Quel est aujourd’hui notre rapport à la souffrance, celle qui défile sur nos écrans et celle qu’on éprouve (ou pas, ce n’est pas obligatoire) ? « L’entretien du désespoir pratique en fait sous couvert d’information une incessante représentation du pire, structurée, « vedettarisée », commanditée et réitérée à la manière d’un divertissement. » Où se tourner pour échapper au pire, sinon du côté de l’art ? Que devient l’art, sa pratique et sa réception, dans un monde dominé par la consommation ? L’art s’affiche-t-il souffrant parce que la souffrance garantit l’excellence du produit, devient le gage du talent, et nous rassure donc sur notre bon goût et notre profondeur ?
L’essai de René Lapierre tente, entre autres, de démonter la machine qui broie l’humain. Humain qui se laisse d’ailleurs broyer, peu soucieux d’assister à sa propre disparition. « Il y a des années, Times avait soulevé la controverse en faisant du PC sa personnalité de l’année », nous rappelle-t-il. Nous créons des systèmes, des modes et consentons à en devenir des esclaves. On dirait presque que la vie se vit sans nous. Tout s’organise de façon à ce que l’on se sente de plus en plus impuissant, contraint, obligé, résigné.

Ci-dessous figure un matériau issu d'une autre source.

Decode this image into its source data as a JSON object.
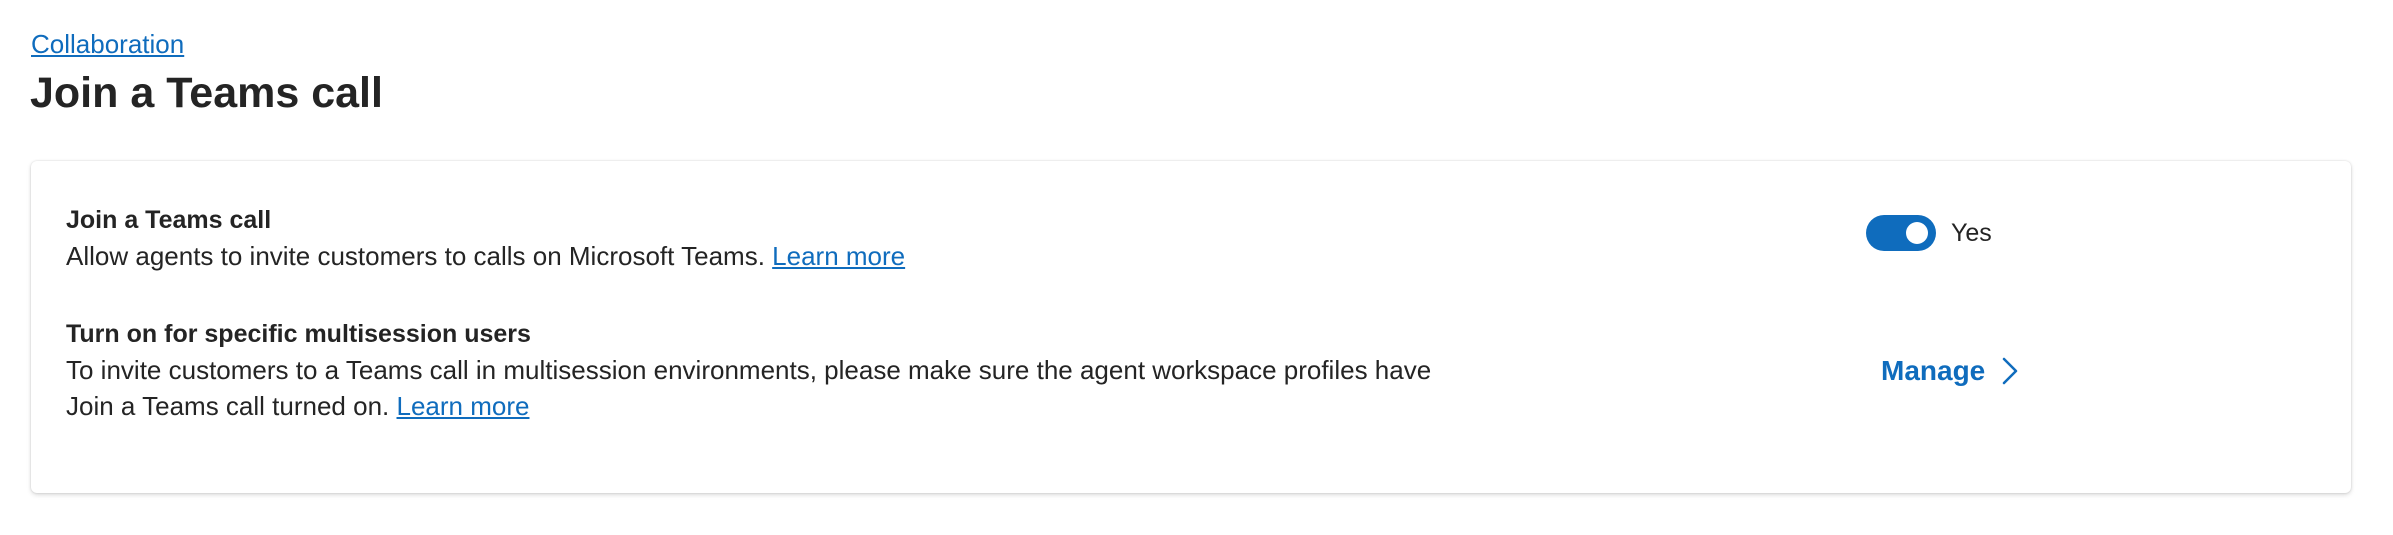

Comment demeurer critique ? L’est-on vraiment quand on se dit las de la publicité, de ce monde où tout se vend ? Cette lassitude tient de plus en plus lieu, comme l’écrit René Lapierre, de discours critique. Qu’advient-il alors de la création ? Est-ce encore par elle qu’on résiste, qu’on s’oppose, qu’on demeure vivant ? Car, écrit Dominique Nogez cité par René Lapierre, « la résistance est au cur de la création ». L’essai de René Lapierre s’inscrit dans cette démarche. Il résiste, y compris dans sa forme dont le style concis, parfois aride, ne laisse place à aucune séduction, allant toujours à l’essentiel, nous permettant par le fait même d’espérer.